In a letter of support for the 23rd plan, entered as an exhibit at the hearing, Edward H. Leede said signatories to the letter in support of the POD were mostly privately owned, independent oil and gas producers or exploration and production companies. Each has been in existence for more than 50 years, he said, and collectively they are responsible for drilling and producing thousands of oil and gas wells, primarily in the Lower 48. Leede said the minority interest owners support the 23rd POD and believe the “proposal is a mutually beneficial and constructive resolution of the current conflict between the State of Alaska and the lessees within the PTU.”

“This aggressive POD will immediately start working to put the PTU into production,” Leede said.

Eleven of 12 minority interest owners signed the Leede-drafted letter; the twelfth minority interest owner submitted its own letter in support of the plan.

First Point Thomson well

The Leede ownership interest in Point Thomson is a little more than one quarter of 1 percent, Brusenhan said. Leede involvement in Point Thomson dates to 1969. Initially there was interest in one lease which was eventually split into three leases, he said. The original well, PTU No. 1, was drilled on the Leede lease.

If the unit is terminated, the minority interest owners will lose their investment, he said. If the 23rd POD is approved, the minority interest owner share in the additional cost will be $13 million, but they also stand to get a return on their investment.

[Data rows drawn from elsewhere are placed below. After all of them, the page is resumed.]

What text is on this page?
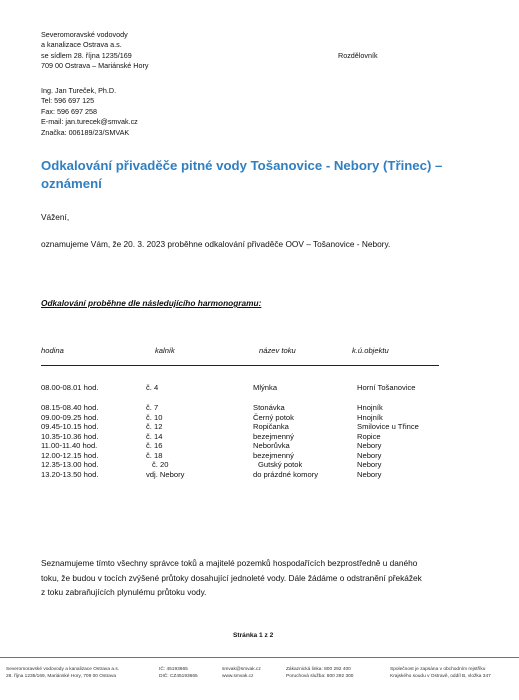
Severomoravské vodovody
a kanalizace Ostrava a.s.
se sídlem 28. října 1235/169
709 00 Ostrava – Mariánské Hory
Rozdělovník
Ing. Jan Tureček, Ph.D.
Tel: 596 697 125
Fax: 596 697 258
E-mail: jan.turecek@smvak.cz
Značka: 006189/23/SMVAK
Odkalování přivaděče pitné vody Tošanovice - Nebory (Třinec) –
oznámení
Vážení,
oznamujeme Vám, že 20. 3. 2023 proběhne odkalování přivaděče OOV – Tošanovice - Nebory.
Odkalování proběhne dle následujícího harmonogramu:
hodina	kalník	název toku	k.ú.objektu
08.00-08.01 hod.	č. 4	Mlýnka	Horní Tošanovice
08.15-08.40 hod.	č. 7	Stonávka	Hnojník
09.00-09.25 hod.	č. 10	Černý potok	Hnojník
09.45-10.15 hod.	č. 12	Ropičanka	Smilovice u Třince
10.35-10.36 hod.	č. 14	bezejmenný	Ropice
11.00-11.40 hod.	č. 16	Neborůvka	Nebory
12.00-12.15 hod.	č. 18	bezejmenný	Nebory
12.35-13.00 hod.	č. 20	Gutský potok	Nebory
13.20-13.50 hod.	vdj. Nebory	do prázdné komory	Nebory
Seznamujeme tímto všechny správce toků a majitelé pozemků hospodařících bezprostředně u daného
toku, že budou v tocích zvýšené průtoky dosahující jednoleté vody. Dále žádáme o odstranění překážek
z toku zabraňujících plynulému průtoku vody.
Stránka 1 z 2
Severomoravské vodovody a kanalizace Ostrava a.s.
28. října 1235/169, Mariánské Hory, 709 00 Ostrava
IČ: 45193665
DIČ: CZ45193665
smvak@smvak.cz
www.smvak.cz
Zákaznická linka: 800 292 400
Poruchová služba: 800 292 300
Společnost je zapsána v obchodním rejstříku
Krajského soudu v Ostravě, oddíl B, vložka 347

Brusenhan said the minority interest owners approve of the delineation drilling in the 23rd plan, and believe the information would be useful in further determining the size of the reservoir and reserves available for production.

They also support the new voting arrangement which reduces voting approval to a simple majority, preventing a single major interest owner from blocking progress.

A number of the minority interest owners have participated in Point Thomson working interest owner meetings over the years, Brusenhan said. Minority interest owners were consulted on the 23rd POD and have been very involved in the plan’s development for 14-15 months, he said.

“This is a genuine POD that we think satisfies the objectives of the state,” he said.

Leede has not done its own analysis of Point Thomson data. Brusenhan said that would be a lot of work for a company the size of Leede, which although it has geoscientists on staff, would have to add staff and devote 100 percent of its time to Point Thomson. He said geoscientists at Leede have reviewed analysis done by the operator on Point Thomson and have not expressed any concerns about the plan.

Leede active in Texas, Oklahoma

Brusenhan said Leede is a smaller independent focused primarily in western Oklahoma and West Texas, although the company has also worked in other states.

In the early to mid-1980s, he said, Leede drilled what were at the time the two deepest wells ever drilled in North America, more than 25,000 feet, in Oklahoma. Some bigger companies had been unable to drill and complete the wells, and Leede took a farm out and drilled the wells, completed them and developed the gas field.

Last September, Brusenhan told Petroleum News, BP asked Leede to share expertise on how it drilled those deep gas wells and the company spent the better part of a day sharing expertise on how Leede was able to design the wells and understand the geoscience.

Brusenhan said at the hearing that the minority interest owners feel that development of Point Thomson will increase oil and gas infrastructure in the state and should help encourage more independents to come to Alaska.

He told Petroleum News that long range Leede is interested in other things in Alaska. “Long range, we like Alaska,” he said. “We think they’ll be other opportunities in Alaska and we would like to do more in Alaska.” For Leede, Brusenhan said, Alaska is “like an international play … but it’s the United States of America: And that’s what its appeal is to us.”